We have the only coefficient significant at 10% level (WT) and 0 coefficients from the entire dataset significant at 5% or lower levels in terms of the t-statistics p-values. It means, we need another model. We can use automatic model selection algorithms like stepwise or best subset in order to fulfil this task and have some estimates of the dependencies. Small sample of the original dataset (below 300 observations) prevents us from having clear Gauss-Markov assumptions for the OLS-type models. Increasing the sample size would be of significant help here. At the same time, we work with what we have and suggested methods may cope with out task here.
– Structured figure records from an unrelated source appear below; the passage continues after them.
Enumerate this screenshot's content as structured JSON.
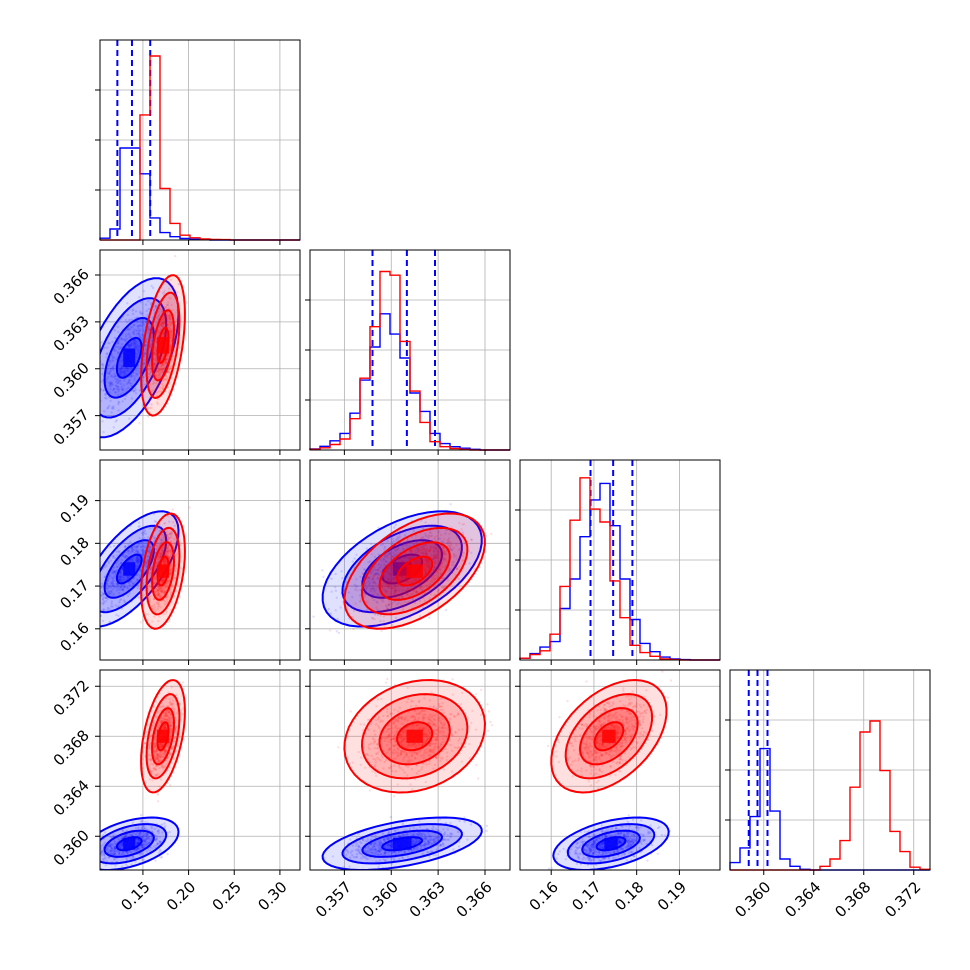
{
  "figure": {
    "type": "corner-plot"
  },
  "colors": {
    "series_a": "#0000ff",
    "series_b": "#ff0000",
    "grid": "#b0b0b0",
    "axes": "#000000"
  },
  "chart_data": {
    "type": "corner",
    "parameters": [
      {
        "ticks": [
          0.15,
          0.2,
          0.25,
          0.3
        ],
        "tick_labels": [
          "0.15",
          "0.20",
          "0.25",
          "0.30"
        ],
        "range": [
          0.103,
          0.322
        ]
      },
      {
        "ticks": [
          0.357,
          0.36,
          0.363,
          0.366
        ],
        "tick_labels": [
          "0.357",
          "0.360",
          "0.363",
          "0.366"
        ],
        "range": [
          0.3548,
          0.3676
        ]
      },
      {
        "ticks": [
          0.16,
          0.17,
          0.18,
          0.19
        ],
        "tick_labels": [
          "0.16",
          "0.17",
          "0.18",
          "0.19"
        ],
        "range": [
          0.1527,
          0.1995
        ]
      },
      {
        "ticks": [
          0.36,
          0.364,
          0.368,
          0.372
        ],
        "tick_labels": [
          "0.360",
          "0.364",
          "0.368",
          "0.372"
        ],
        "range": [
          0.3573,
          0.3733
        ]
      }
    ],
    "series": [
      {
        "color": "#0000ff",
        "quantiles": [
          [
            0.122,
            0.138,
            0.158
          ],
          [
            0.3588,
            0.361,
            0.3628
          ],
          [
            0.1692,
            0.1745,
            0.179
          ],
          [
            0.3588,
            0.3595,
            0.3603
          ]
        ],
        "means": [
          0.135,
          0.3607,
          0.174,
          0.3594
        ],
        "sigmas": [
          0.018,
          0.0017,
          0.0045,
          0.0007
        ],
        "corr": [
          [
            1,
            0.55,
            0.65,
            0.45
          ],
          [
            0.55,
            1,
            0.5,
            0.5
          ],
          [
            0.65,
            0.5,
            1,
            0.45
          ],
          [
            0.45,
            0.5,
            0.45,
            1
          ]
        ],
        "hist1d": [
          [
            0.01,
            0.06,
            0.5,
            0.5,
            0.36,
            0.12,
            0.04,
            0.018,
            0.008,
            0.004,
            0.002,
            0,
            0,
            0,
            0,
            0,
            0,
            0,
            0,
            0
          ],
          [
            0.006,
            0.02,
            0.05,
            0.09,
            0.2,
            0.38,
            0.56,
            0.74,
            0.63,
            0.5,
            0.31,
            0.21,
            0.09,
            0.035,
            0.018,
            0.01,
            0.004,
            0,
            0,
            0
          ],
          [
            0.01,
            0.035,
            0.07,
            0.1,
            0.28,
            0.44,
            0.67,
            0.87,
            0.96,
            0.73,
            0.44,
            0.22,
            0.09,
            0.045,
            0.016,
            0.006,
            0.002,
            0,
            0,
            0
          ],
          [
            0.04,
            0.12,
            0.29,
            0.66,
            0.32,
            0.06,
            0.02,
            0.004,
            0,
            0,
            0,
            0,
            0,
            0,
            0,
            0,
            0,
            0,
            0,
            0
          ]
        ]
      },
      {
        "color": "#ff0000",
        "means": [
          0.172,
          0.3615,
          0.1735,
          0.368
        ],
        "sigmas": [
          0.008,
          0.0015,
          0.0045,
          0.0015
        ],
        "corr": [
          [
            1,
            0.45,
            0.35,
            0.45
          ],
          [
            0.45,
            1,
            0.5,
            0.2
          ],
          [
            0.35,
            0.5,
            1,
            0.45
          ],
          [
            0.45,
            0.2,
            0.45,
            1
          ]
        ],
        "hist1d": [
          [
            0,
            0,
            0,
            0,
            0.68,
            1.0,
            0.28,
            0.09,
            0.026,
            0.012,
            0.006,
            0.003,
            0.002,
            0,
            0,
            0,
            0,
            0,
            0,
            0
          ],
          [
            0.004,
            0.012,
            0.03,
            0.06,
            0.17,
            0.39,
            0.67,
            0.97,
            0.95,
            0.59,
            0.32,
            0.15,
            0.045,
            0.018,
            0.008,
            0.003,
            0,
            0,
            0,
            0
          ],
          [
            0.01,
            0.03,
            0.05,
            0.14,
            0.4,
            0.76,
            0.99,
            0.82,
            0.75,
            0.43,
            0.23,
            0.08,
            0.04,
            0.02,
            0.006,
            0.002,
            0,
            0,
            0,
            0
          ],
          [
            0,
            0,
            0,
            0,
            0,
            0,
            0,
            0,
            0,
            0.02,
            0.06,
            0.16,
            0.45,
            0.75,
            0.81,
            0.54,
            0.21,
            0.1,
            0.015,
            0.004
          ]
        ]
      }
    ],
    "grid": true,
    "contour_levels_sigma": [
      0.5,
      1.0,
      1.5,
      2.0
    ]
  }
}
Backward selection algorithm:

fullModel <- lm(mpg ~ ., data = mtcars)
bwFit <- step(fullModel)
summary(bwFit)       # knitr: results hidden
summary(bwFit)$coeff # knitr: results hidden

We see the next outcome: Estimate Std. Error t value Pr(>|t|) (Intercept) 9.617781 6.9595930 1.381946 1.779152e-01 wt -3.916504 0.7112016 -5.506882 6.952711e-06 qsec 1.225886 0.2886696 4.246676 2.161737e-04 am-manual 2.935837 1.4109045 2.080819 4.671551e-02 Or, in a more appropriate representation:

backfit = as.data.frame(summary(bwFit)$coeff)
knitr::kable(backfit)
Estimate Std. Error t value Pr(>|t|)
(Intercept) 33.7083239 2.6048862 12.940421 0.0000000
cyl6 -3.0313445 1.4072835 -2.154040 0.0406827
cyl8 -2.1636753 2.2842517 -0.947214 0.3522509
hp -0.0321094 0.0136926 -2.345025 0.0269346
wt -2.4968294 0.8855878 -2.819404 0.0090814
am1 1.8092114 1.3963045 1.295714 0.2064597

We see that manual transmission (am-manual) increases MPG, on average, by 2.93 units comparing to the automatic transmission [value is in the intercept as the basic value] (p-value < 0.01, hence, our results are statistically significant). The variable named “wt”, or Weight (in 1000 lbs or circa 1/2 tonns) has significant (p-value is below 0.01) negative correlation on MPG; each additional 1000 lbs of weight decreases the MPG, or a distance we can run on the comparable amount of fuel (gallon). The variable named “qsec” and interpreted as “1/4 mile time” in the instructions to the dataset reveals the more time we need to spend to drive a comparable distance (1/4 of the mile), the more MPG will have this car (because sppedy cars usually tend to “eat” more fuel and, hence, would have lower MPG indicator comparing to the slower cars). Or, in other terms, each additional unit of the 1/4 mile time increases the MPG indicator on about 2.93 miles per galon.

Residuals & Diagnostics

Residual Plot

As seen from the plot, the only outlier has some significance at 1 level, but has no significance on 1.96 t-distribution level, which means, the results may be interpreted as OK.

sum((abs(dfbetas(bwFit)))>1.96)
## [1] 0
sum((abs(dfbetas(bwFit)))>1.0)
## [1] 0

Conclusion

The results we have are as expected: manual transmission, non-V-shaped engine and slower 1/4 miles capacity speed may be an evidence of fuel-economy car for the cars produced in 1970-s (as our primary database suggests).